Oesophagus and its Disorders Pt. 2

Cards (13)

  •  What is achalasia?
    Achalasia is a motility disorder of the oesophagus characterised by failure of the lower oesophageal sphincter (LES) to relax and absent peristalsis in the distal oesophagus.
  • What is the pathophysiology of achalasia?
    Achalasia results from degeneration of inhibitory myenteric (Auerbach’s) plexus neurons, leading to:
    • Hypertonic LES (failure to relax due to impaired nitric oxide release)
    • Aperistalsis (loss of coordinated oesophageal contractions)
    • Functional obstruction, leading to progressive dysphagia
  • What are the key symptoms of achalasia?
    • Progressive dysphagia (solids → liquids)
    • Regurgitation of undigested food
    • Chest pain
    • Weight loss
    • Nocturnal coughing and aspiration
  • How is achalasia diagnosed?
    1. Oesophageal manometry (gold standard) – Increased LES pressure, lack of peristalsis
    2. Barium swallow – ‘Bird’s beak’ narrowing at LES
    3. Endoscopy – Rule out malignancy
  • What are the treatment options for achalasia?
    • Botulinum toxin injections (temporary relief)
    • Pneumatic dilation (stretching of LES)
    • Heller myotomy (surgical cutting of LES)
    • Peroral Endoscopic Myotomy (POEM)
  • What is GORD?
    GORD is a chronic condition where gastric acid refluxes into the oesophagus due to LES dysfunction, causing mucosal damage and symptoms.
  • What is the pathophysiology of GORD?
    1. Transient LES relaxation → Acidic gastric contents reflux into oesophagus
    2. Reduced oesophageal clearance → Prolonged acid exposure
    3. Delayed gastric emptying (e.g., due to obesity, hiatal hernia)
    4. Mucosal damage → Inflammation and potential Barrett’s oesophagus
  • What are the main risk factors for GORD?
    • Obesity (↑ intra-abdominal pressure)
    • Hiatal hernia (stomach herniates through diaphragm)
    • Smoking, alcohol, caffeine (LES relaxation)
    • Pregnancy (hormonal and pressure effects)
    • Certain medications (e.g., calcium channel blockers, anticholinergics)
  • What are the symptoms of GORD?
    • Heartburn (burning chest pain, worse when lying down)
    • Regurgitation of acidic contents
    • Dysphagia (if oesophageal stricture develops)
    • Chronic cough, hoarseness (due to laryngopharyngeal reflux)
    • Dental erosion (acid damage to teeth)
  • How is GORD diagnosed?
    1. Clinical symptoms & response to PPIs
    2. 24-hour pH monitoring (gold standard)
    3. Oesophageal manometry (assesses LES function)
    4. Endoscopy (if alarm symptoms: dysphagia, weight loss, bleeding)
  • What are the complications of untreated GORD?
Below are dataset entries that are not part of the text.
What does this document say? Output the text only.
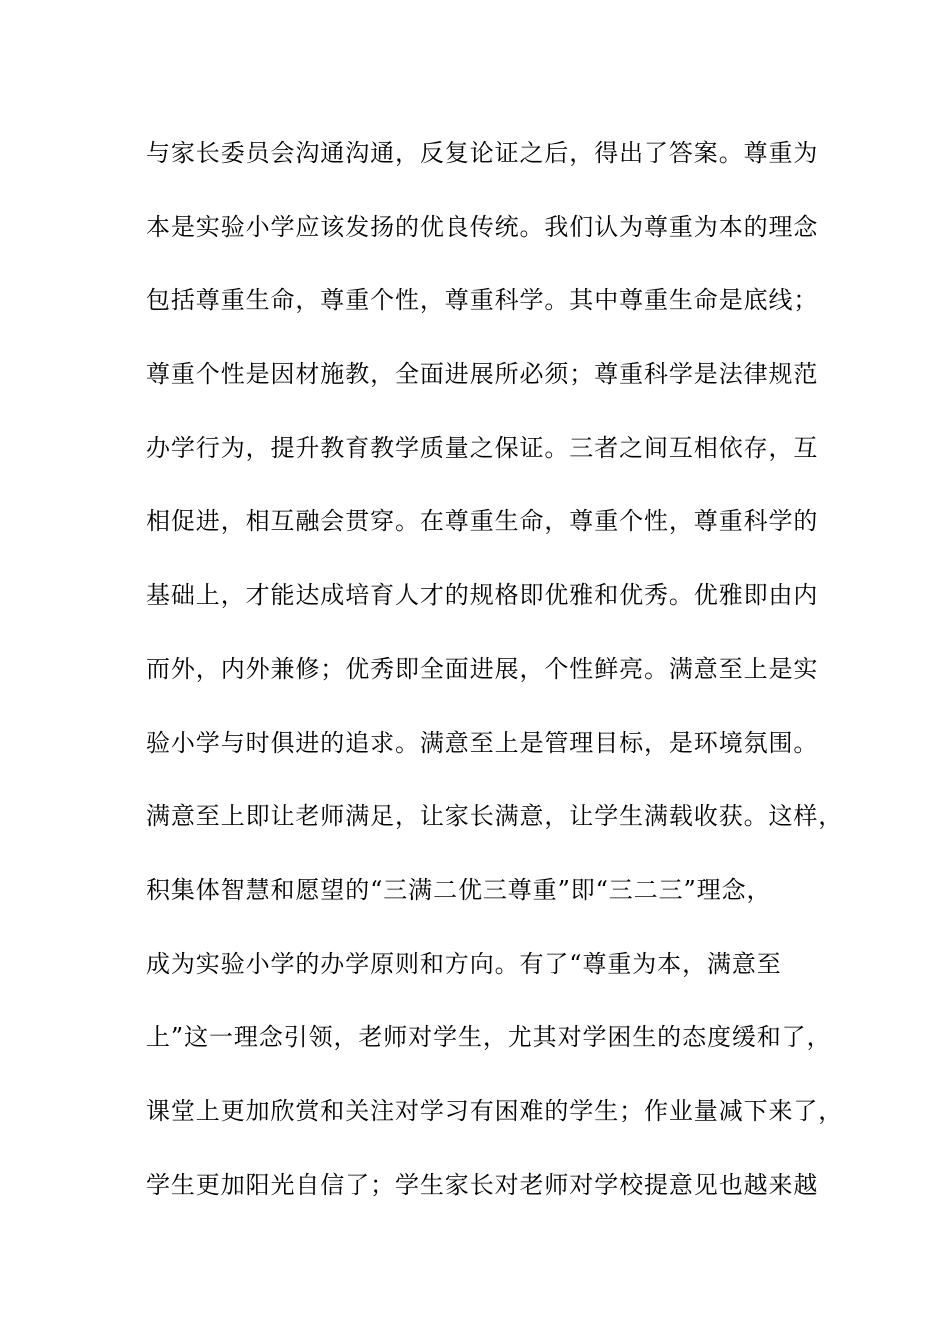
与家长委员会沟通沟通，反复论证之后，得出了答案。尊重为
本是实验小学应该发扬的优良传统。我们认为尊重为本的理念
包括尊重生命，尊重个性，尊重科学。其中尊重生命是底线；
尊重个性是因材施教，全面进展所必须；尊重科学是法律规范
办学行为，提升教育教学质量之保证。三者之间互相依存，互
相促进，相互融会贯穿。在尊重生命，尊重个性，尊重科学的
基础上，才能达成培育人才的规格即优雅和优秀。优雅即由内
而外，内外兼修；优秀即全面进展，个性鲜亮。满意至上是实
验小学与时俱进的追求。满意至上是管理目标，是环境氛围。
满意至上即让老师满足，让家长满意，让学生满载收获。这样，
积集体智慧和愿望的“三满二优三尊重”即“三二三”理念，
成为实验小学的办学原则和方向。有了“尊重为本，满意至
上”这一理念引领，老师对学生，尤其对学困生的态度缓和了，
课堂上更加欣赏和关注对学习有困难的学生；作业量减下来了，
学生更加阳光自信了；学生家长对老师对学校提意见也越来越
    • Oesophagitis – Inflammation of the oesophageal mucosa.
    • Barrett’s oesophagus – Metaplasia of squamous epithelium to columnar epithelium, increasing cancer risk.
    • Oesophageal stricture – Narrowing due to fibrosis from chronic inflammation.
    • Oesophageal adenocarcinoma – A long-term complication of Barrett’s oesophagus.
  •  What are the treatment options for GORD?
    • Lifestyle modifications (weight loss, avoid triggers, elevate head of bed)
    • Medications
    • Proton pump inhibitors (PPIs) (e.g., omeprazole)
    • H2 receptor antagonists (e.g., ranitidine)
    • Antacids (short-term relief)
    • Surgical: Nissen fundoplication (tightening of LES)
  • What is a hiatal hernia, and how does it affect reflux?
    A hiatal hernia occurs when part of the stomach protrudes through the diaphragm into the thoracic cavity. This weakens the crural diaphragm’s support, reducing the effectiveness of the anti-reflux barrier and increasing the risk of GORD.